HEARING TIPS

Woman struggling with a crossword puzzle because she has hearing loss induced memory loss.

Did you turn up the TV last night? If you did, it could be an indication of hearing loss. But you can’t quite remember and that’s an issue. And that’s been happening more often, also. You couldn’t even remember the name of your new co-worker when you were at work yesterday. You met her recently, but still, it feels like you’re losing your grip on your memory and your hearing. And as you think about it, you can only come up with one common cause: you’re getting older.

Now, sure, age can be related to both hearing loss and memory failure. But it turns out these two age-associated symptoms are also related to one another. At first, that might sound like bad news (you have to cope with hearing loss and memory loss together…great). But the truth is, the link between hearing loss and memory can often be a blessing in disguise.

The Relationship Between Memory And Hearing Loss

Your brain starts to become strained from hearing impairment before you even realize you have it. Though the “spillover” effects may start out small, over time they can expand, encompassing your brain, your memory, even your social life.

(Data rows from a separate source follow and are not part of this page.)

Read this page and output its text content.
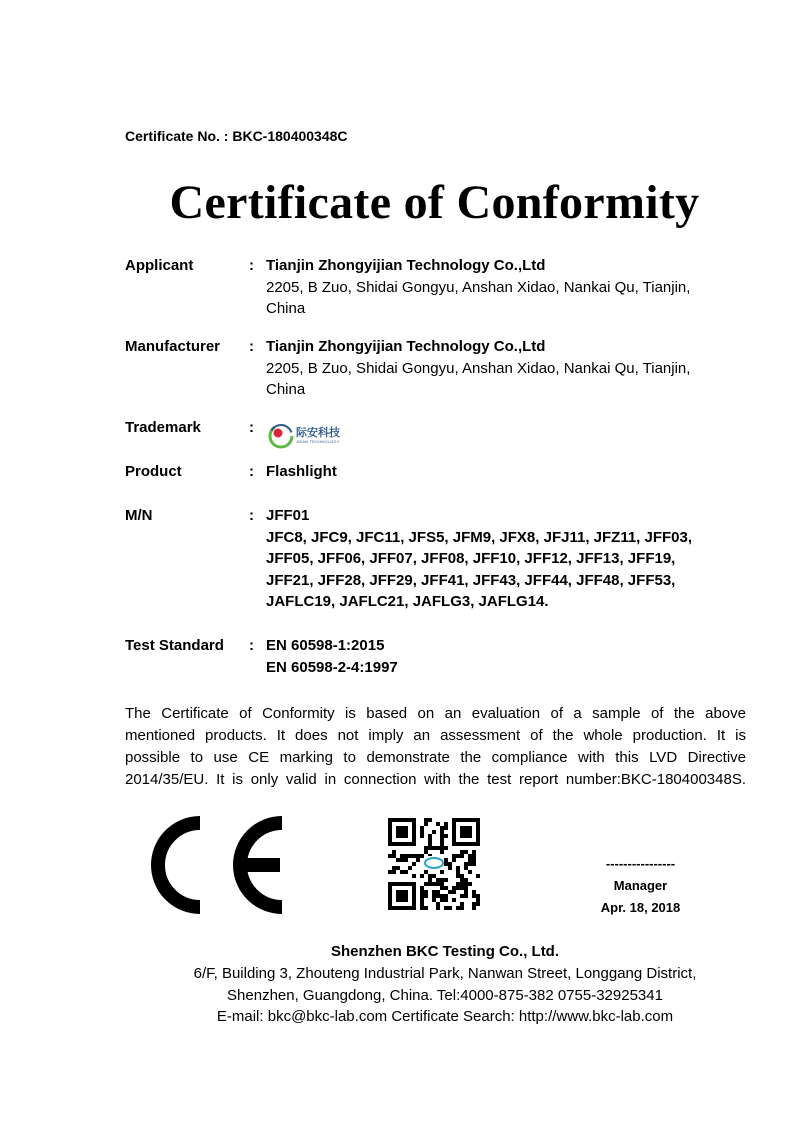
Certificate No. : BKC-180400348C
Certificate of Conformity
Applicant	: Tianjin Zhongyijian Technology Co.,Ltd
2205, B Zuo, Shidai Gongyu, Anshan Xidao, Nankai Qu, Tianjin,
China
Manufacturer : Tianjin Zhongyijian Technology Co.,Ltd
2205, B Zuo, Shidai Gongyu, Anshan Xidao, Nankai Qu, Tianjin,
China
Trademark	:	际安科技
JIEAN TECHNOLOGY
Product	: Flashlight
M/N	: JFF01
JFC8, JFC9, JFC11, JFS5, JFM9, JFX8, JFJ11, JFZ11, JFF03,
JFF05, JFF06, JFF07, JFF08, JFF10, JFF12, JFF13, JFF19,
JFF21, JFF28, JFF29, JFF41, JFF43, JFF44, JFF48, JFF53,
JAFLC19, JAFLC21, JAFLG3, JAFLG14.
Test Standard : EN 60598-1:2015
EN 60598-2-4:1997
The Certificate of Conformity is based on an evaluation of a sample of the above
mentioned products. It does not imply an assessment of the whole production. It is
possible to use CE marking to demonstrate the compliance with this LVD Directive
2014/35/EU. It is only valid in connection with the test report number:BKC-180400348S.
----------------
Manager
Apr. 18, 2018
Shenzhen BKC Testing Co., Ltd.
6/F, Building 3, Zhouteng Industrial Park, Nanwan Street, Longgang District,
Shenzhen, Guangdong, China. Tel:4000-875-382 0755-32925341
E-mail: bkc@bkc-lab.com Certificate Search: http://www.bkc-lab.com
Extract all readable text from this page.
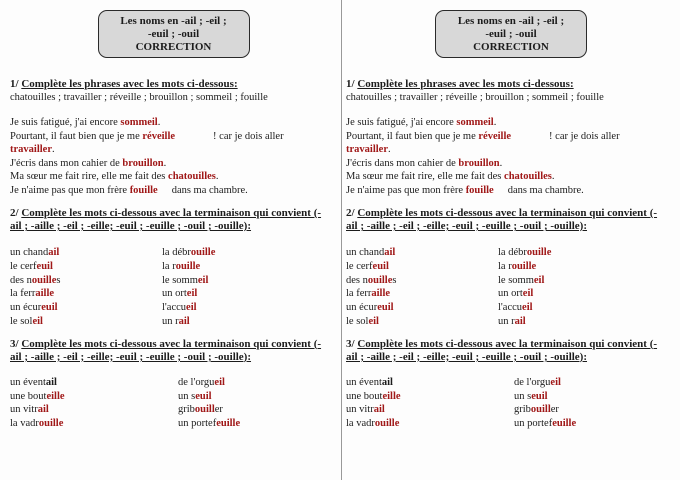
Les noms en -ail ; -eil ;
-euil ; -ouil
CORRECTION
1/ Complète les phrases avec les mots ci-dessous:
chatouilles ; travailler ; réveille ; brouillon ; sommeil ; fouille
Je suis fatigué, j'ai encore sommeil.
Pourtant, il faut bien que je me réveille	! car je dois aller
travailler.
J'écris dans mon cahier de brouillon.
Ma sœur me fait rire, elle me fait des chatouilles.
Je n'aime pas que mon frère fouille dans ma chambre.
2/ Complète les mots ci-dessous avec la terminaison qui convient (-
ail ; -aille ; -eil ; -eille; -euil ; -euille ; -ouil ; -ouille):
un chandail	la débrouille
le cerfeuil	la rouille
des nouilles	le sommeil
la ferraille	un orteil
un écureuil	l'accueil
le soleil	un rail
3/ Complète les mots ci-dessous avec la terminaison qui convient (-
ail ; -aille ; -eil ; -eille; -euil ; -euille ; -ouil ; -ouille):
un éventail	de l'orgueil
une bouteille	un seuil
un vitrail	gribouiller
la vadrouille	un portefeuille
Les noms en -ail ; -eil ;
-euil ; -ouil
CORRECTION
1/ Complète les phrases avec les mots ci-dessous:
chatouilles ; travailler ; réveille ; brouillon ; sommeil ; fouille
Je suis fatigué, j'ai encore sommeil.
Pourtant, il faut bien que je me réveille	! car je dois aller
travailler.
J'écris dans mon cahier de brouillon.
Ma sœur me fait rire, elle me fait des chatouilles.
Je n'aime pas que mon frère fouille dans ma chambre.
2/ Complète les mots ci-dessous avec la terminaison qui convient (-
ail ; -aille ; -eil ; -eille; -euil ; -euille ; -ouil ; -ouille):
un chandail	la débrouille
le cerfeuil	la rouille
des nouilles	le sommeil
la ferraille	un orteil
un écureuil	l'accueil
le soleil	un rail
3/ Complète les mots ci-dessous avec la terminaison qui convient (-
ail ; -aille ; -eil ; -eille; -euil ; -euille ; -ouil ; -ouille):
un éventail	de l'orgueil
une bouteille	un seuil
un vitrail	gribouiller
la vadrouille	un portefeuille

How is so much of your brain impacted by hearing loss? There are several ways:

  • It’s getting quieter: As your hearing begins to diminish, you’re going to experience more quietness (this is especially true if your hearing loss is neglected). This can be, well, rather boring for the parts of your brain normally responsible for the interpretation of sounds. And if the brain isn’t used it starts to weaken and atrophy. That can result in a certain amount of overall stress, which can interfere with your memory.
  • Constant strain: Your brain will go through a hyper-activation fatigue, especially in the early phases of hearing loss. That’s because your brain will be struggling to hear what’s going on out in the world, even though there’s no input signal (your brain doesn’t know that you’re experiencing loss of hearing, it just thinks things are really quiet, so it devotes a lot of effort trying to hear in that quiet environment). This can leave your brain (and your body) feeling tired. That mental and physical fatigue often leads to loss of memory.
  • Social isolation: Communication will become harder when you have a hard time hearing. That can push some individuals to isolate themselves. And isolation can lead to memory issues because, once again, your brain isn’t getting as much interaction as it once did. The brain will keep getting weaker the less it’s used. Social isolation, depression, and memory problems will, over time, set in.

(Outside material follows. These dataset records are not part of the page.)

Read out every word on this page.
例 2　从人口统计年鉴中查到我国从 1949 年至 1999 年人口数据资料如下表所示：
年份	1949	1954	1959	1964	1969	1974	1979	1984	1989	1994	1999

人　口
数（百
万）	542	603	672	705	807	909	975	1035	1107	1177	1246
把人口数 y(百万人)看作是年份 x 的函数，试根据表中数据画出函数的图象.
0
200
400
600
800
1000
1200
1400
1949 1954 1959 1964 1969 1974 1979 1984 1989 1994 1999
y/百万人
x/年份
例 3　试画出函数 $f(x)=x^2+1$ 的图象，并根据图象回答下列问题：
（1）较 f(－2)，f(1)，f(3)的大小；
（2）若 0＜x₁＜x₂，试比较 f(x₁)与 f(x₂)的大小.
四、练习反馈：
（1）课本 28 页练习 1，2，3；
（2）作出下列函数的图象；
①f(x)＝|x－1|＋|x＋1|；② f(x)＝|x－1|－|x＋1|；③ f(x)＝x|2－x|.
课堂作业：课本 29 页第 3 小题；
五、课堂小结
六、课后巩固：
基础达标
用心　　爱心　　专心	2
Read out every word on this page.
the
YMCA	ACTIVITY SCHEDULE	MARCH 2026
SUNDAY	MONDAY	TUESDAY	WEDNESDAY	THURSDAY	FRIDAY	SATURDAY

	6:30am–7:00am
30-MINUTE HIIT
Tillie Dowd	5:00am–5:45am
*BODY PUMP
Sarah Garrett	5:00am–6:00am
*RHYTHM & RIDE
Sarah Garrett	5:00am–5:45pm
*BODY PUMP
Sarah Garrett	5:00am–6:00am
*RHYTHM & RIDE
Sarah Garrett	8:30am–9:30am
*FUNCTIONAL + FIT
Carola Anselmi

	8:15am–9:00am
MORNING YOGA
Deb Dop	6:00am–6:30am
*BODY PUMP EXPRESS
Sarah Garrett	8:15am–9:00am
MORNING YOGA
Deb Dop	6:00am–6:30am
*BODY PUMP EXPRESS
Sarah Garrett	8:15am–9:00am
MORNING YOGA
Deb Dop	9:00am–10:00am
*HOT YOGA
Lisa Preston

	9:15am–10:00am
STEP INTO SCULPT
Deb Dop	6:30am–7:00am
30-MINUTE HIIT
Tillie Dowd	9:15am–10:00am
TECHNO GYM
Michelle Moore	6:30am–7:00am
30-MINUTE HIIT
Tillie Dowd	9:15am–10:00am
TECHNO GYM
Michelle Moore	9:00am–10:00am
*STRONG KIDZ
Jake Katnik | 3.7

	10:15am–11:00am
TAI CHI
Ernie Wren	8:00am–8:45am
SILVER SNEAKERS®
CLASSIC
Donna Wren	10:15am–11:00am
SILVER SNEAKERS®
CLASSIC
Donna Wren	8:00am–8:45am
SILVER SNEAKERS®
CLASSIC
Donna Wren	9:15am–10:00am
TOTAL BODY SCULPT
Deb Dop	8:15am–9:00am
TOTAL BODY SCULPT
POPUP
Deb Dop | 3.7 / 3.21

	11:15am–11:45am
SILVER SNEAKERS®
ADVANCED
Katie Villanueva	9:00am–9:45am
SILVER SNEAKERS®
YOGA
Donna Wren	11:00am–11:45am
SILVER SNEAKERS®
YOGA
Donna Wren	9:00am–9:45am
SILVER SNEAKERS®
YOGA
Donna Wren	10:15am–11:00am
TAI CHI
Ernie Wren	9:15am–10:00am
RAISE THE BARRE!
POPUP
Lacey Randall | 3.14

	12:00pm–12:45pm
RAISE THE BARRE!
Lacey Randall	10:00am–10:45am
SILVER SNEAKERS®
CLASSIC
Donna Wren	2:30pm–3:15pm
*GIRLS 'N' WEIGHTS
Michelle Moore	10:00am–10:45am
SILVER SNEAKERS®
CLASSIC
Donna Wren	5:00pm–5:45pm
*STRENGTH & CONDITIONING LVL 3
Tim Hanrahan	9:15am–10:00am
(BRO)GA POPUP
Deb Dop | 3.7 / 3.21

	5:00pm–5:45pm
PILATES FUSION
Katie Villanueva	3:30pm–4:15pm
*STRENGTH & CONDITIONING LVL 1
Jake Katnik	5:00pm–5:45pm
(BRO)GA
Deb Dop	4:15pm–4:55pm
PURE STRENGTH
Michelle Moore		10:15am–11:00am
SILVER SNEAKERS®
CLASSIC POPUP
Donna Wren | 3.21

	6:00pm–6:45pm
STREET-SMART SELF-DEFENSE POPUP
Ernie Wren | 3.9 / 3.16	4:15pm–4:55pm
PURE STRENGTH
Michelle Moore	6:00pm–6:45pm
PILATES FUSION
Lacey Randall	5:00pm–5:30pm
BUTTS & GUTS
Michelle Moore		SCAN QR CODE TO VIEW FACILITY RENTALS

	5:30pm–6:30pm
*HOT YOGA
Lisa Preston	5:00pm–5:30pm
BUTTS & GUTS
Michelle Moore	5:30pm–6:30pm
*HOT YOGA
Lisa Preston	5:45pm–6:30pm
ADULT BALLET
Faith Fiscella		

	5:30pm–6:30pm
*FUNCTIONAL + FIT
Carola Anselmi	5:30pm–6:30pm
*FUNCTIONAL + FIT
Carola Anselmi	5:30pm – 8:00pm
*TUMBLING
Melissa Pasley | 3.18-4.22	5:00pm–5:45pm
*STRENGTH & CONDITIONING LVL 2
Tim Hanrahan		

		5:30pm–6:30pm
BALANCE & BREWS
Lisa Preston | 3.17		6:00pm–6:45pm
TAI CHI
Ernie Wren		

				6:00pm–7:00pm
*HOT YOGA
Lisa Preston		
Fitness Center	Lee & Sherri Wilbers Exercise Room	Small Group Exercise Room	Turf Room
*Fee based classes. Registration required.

Your Body Has An Early Warning System – It’s Called Memory Loss

Clearly, having hearing loss isn’t the only thing that causes memory loss. There are lots of things that can cause your memories to begin getting fuzzy, including fatigue and illness (either mental or physical forms). As an example, eating healthy and sleeping well can help help your memory.

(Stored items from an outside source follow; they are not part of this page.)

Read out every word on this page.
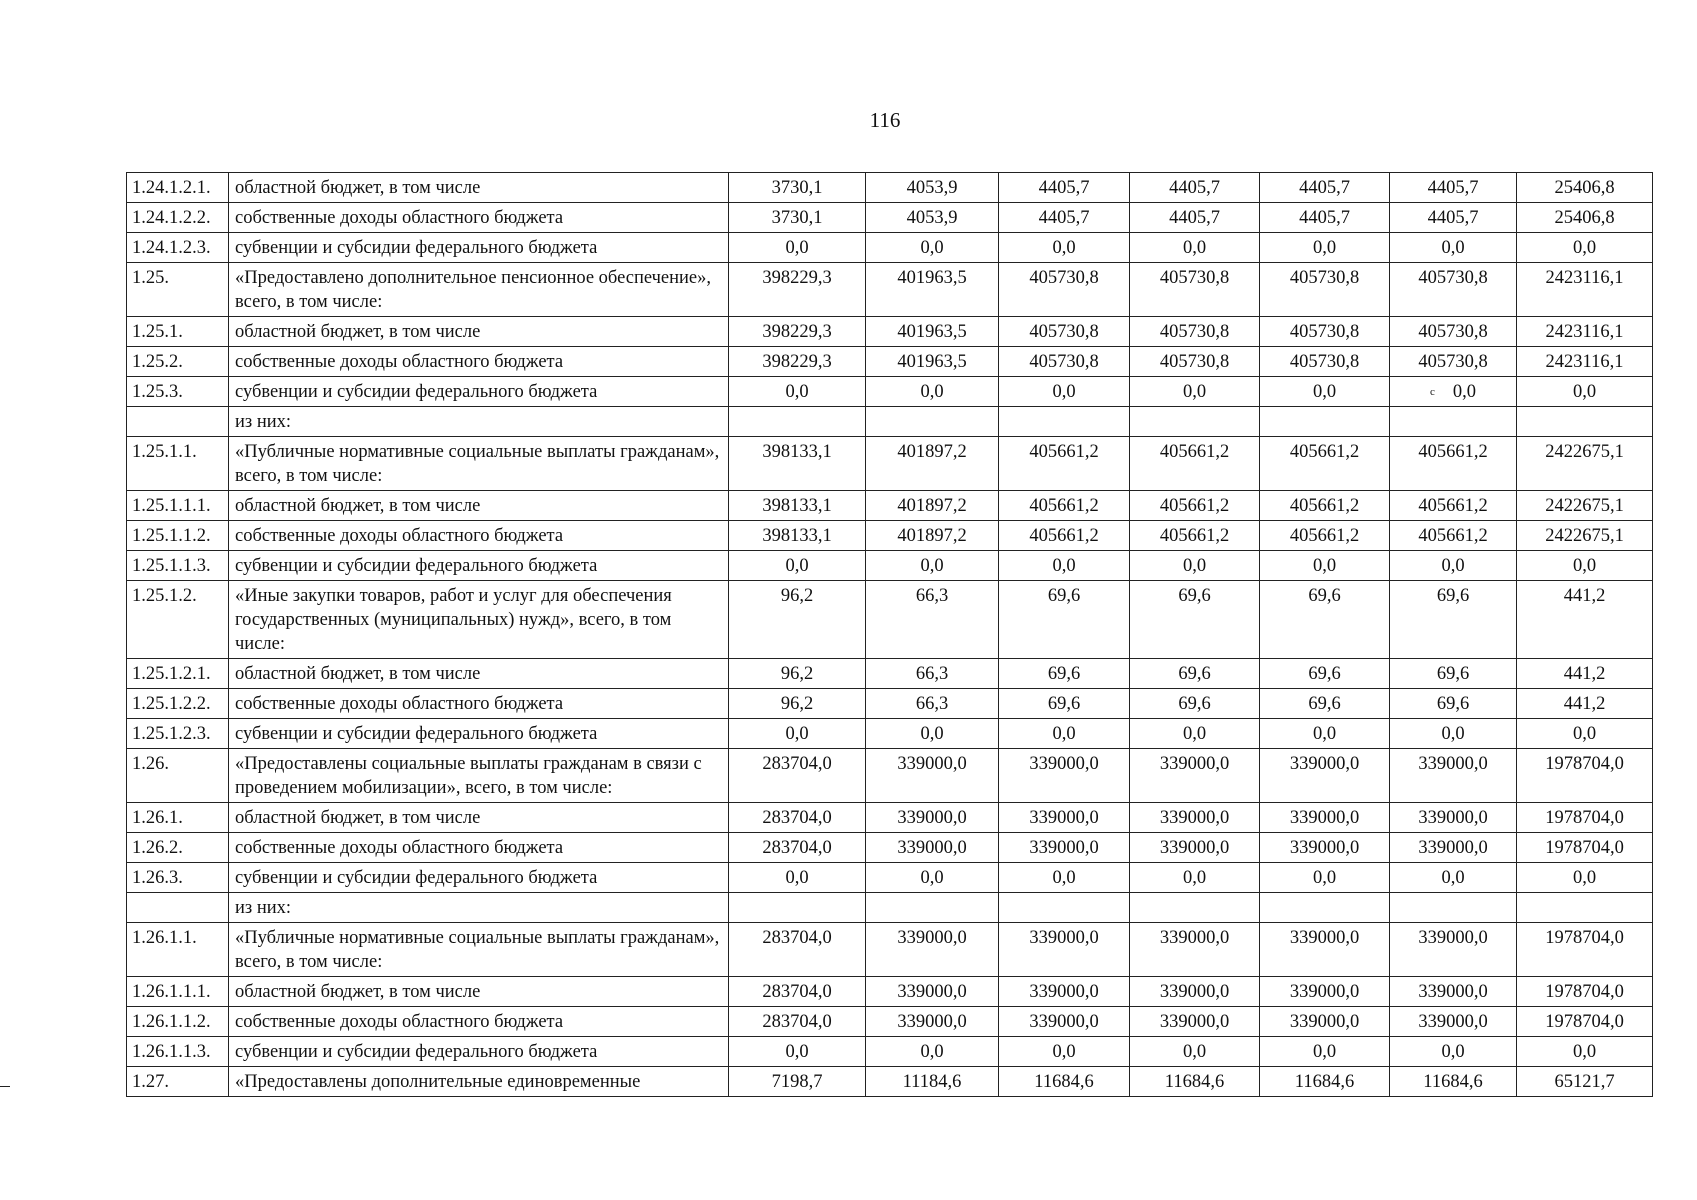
116
1.24.1.2.1.	областной бюджет, в том числе	3730,1	4053,9	4405,7	4405,7	4405,7	4405,7	25406,8
1.24.1.2.2.	собственные доходы областного бюджета	3730,1	4053,9	4405,7	4405,7	4405,7	4405,7	25406,8
1.24.1.2.3.	субвенции и субсидии федерального бюджета	0,0	0,0	0,0	0,0	0,0	0,0	0,0
1.25.	«Предоставлено дополнительное пенсионное обеспечение», всего, в том числе:	398229,3	401963,5	405730,8	405730,8	405730,8	405730,8	2423116,1
1.25.1.	областной бюджет, в том числе	398229,3	401963,5	405730,8	405730,8	405730,8	405730,8	2423116,1
1.25.2.	собственные доходы областного бюджета	398229,3	401963,5	405730,8	405730,8	405730,8	405730,8	2423116,1
1.25.3.	субвенции и субсидии федерального бюджета	0,0	0,0	0,0	0,0	0,0	$^c$ 0,0	0,0
	из них:							
1.25.1.1.	«Публичные нормативные социальные выплаты гражданам», всего, в том числе:	398133,1	401897,2	405661,2	405661,2	405661,2	405661,2	2422675,1
1.25.1.1.1.	областной бюджет, в том числе	398133,1	401897,2	405661,2	405661,2	405661,2	405661,2	2422675,1
1.25.1.1.2.	собственные доходы областного бюджета	398133,1	401897,2	405661,2	405661,2	405661,2	405661,2	2422675,1
1.25.1.1.3.	субвенции и субсидии федерального бюджета	0,0	0,0	0,0	0,0	0,0	0,0	0,0
1.25.1.2.	«Иные закупки товаров, работ и услуг для обеспечения государственных (муниципальных) нужд», всего, в том числе:	96,2	66,3	69,6	69,6	69,6	69,6	441,2
1.25.1.2.1.	областной бюджет, в том числе	96,2	66,3	69,6	69,6	69,6	69,6	441,2
1.25.1.2.2.	собственные доходы областного бюджета	96,2	66,3	69,6	69,6	69,6	69,6	441,2
1.25.1.2.3.	субвенции и субсидии федерального бюджета	0,0	0,0	0,0	0,0	0,0	0,0	0,0
1.26.	«Предоставлены социальные выплаты гражданам в связи с проведением мобилизации», всего, в том числе:	283704,0	339000,0	339000,0	339000,0	339000,0	339000,0	1978704,0
1.26.1.	областной бюджет, в том числе	283704,0	339000,0	339000,0	339000,0	339000,0	339000,0	1978704,0
1.26.2.	собственные доходы областного бюджета	283704,0	339000,0	339000,0	339000,0	339000,0	339000,0	1978704,0
1.26.3.	субвенции и субсидии федерального бюджета	0,0	0,0	0,0	0,0	0,0	0,0	0,0
	из них:							
1.26.1.1.	«Публичные нормативные социальные выплаты гражданам», всего, в том числе:	283704,0	339000,0	339000,0	339000,0	339000,0	339000,0	1978704,0
1.26.1.1.1.	областной бюджет, в том числе	283704,0	339000,0	339000,0	339000,0	339000,0	339000,0	1978704,0
1.26.1.1.2.	собственные доходы областного бюджета	283704,0	339000,0	339000,0	339000,0	339000,0	339000,0	1978704,0
1.26.1.1.3.	субвенции и субсидии федерального бюджета	0,0	0,0	0,0	0,0	0,0	0,0	0,0
1.27.	«Предоставлены дополнительные единовременные	7198,7	11184,6	11684,6	11684,6	11684,6	11684,6	65121,7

Consequently, memory is sort of like the canary in the coal mine for your body. The red flags come out when things aren’t working properly. And having a hard time recollecting who said what in yesterday’s meeting is one of those red flags.

But these warnings can help you know when things are starting to go wrong with your hearing.

Hearing Loss is Often Connected to Loss of Memory

It’s often hard to recognize the early signs and symptoms of hearing loss. Hearing loss is one of those slow-moving conditions. Once you actually recognize the corresponding symptoms, the damage to your hearing is generally farther along than most hearing specialists would want. However, if you begin identifying symptoms associated with memory loss and get an exam early, there’s a good chance you can avoid some damage to your hearing.

Getting Your Memories Back

In situations where your memory has already been impacted by hearing loss, whether it’s through social isolation or mental exhaustion, treatment of your root hearing problem is step one in treatment. When your brain stops overworking and straining, it’ll be able to return to its regular activities. Be patient, it can take a bit for your brain to adjust to hearing again.

Loss of memory can be a practical warning that you need to pay attention to the state of your hearing and protecting your ears. That’s a lesson to remember as you get older.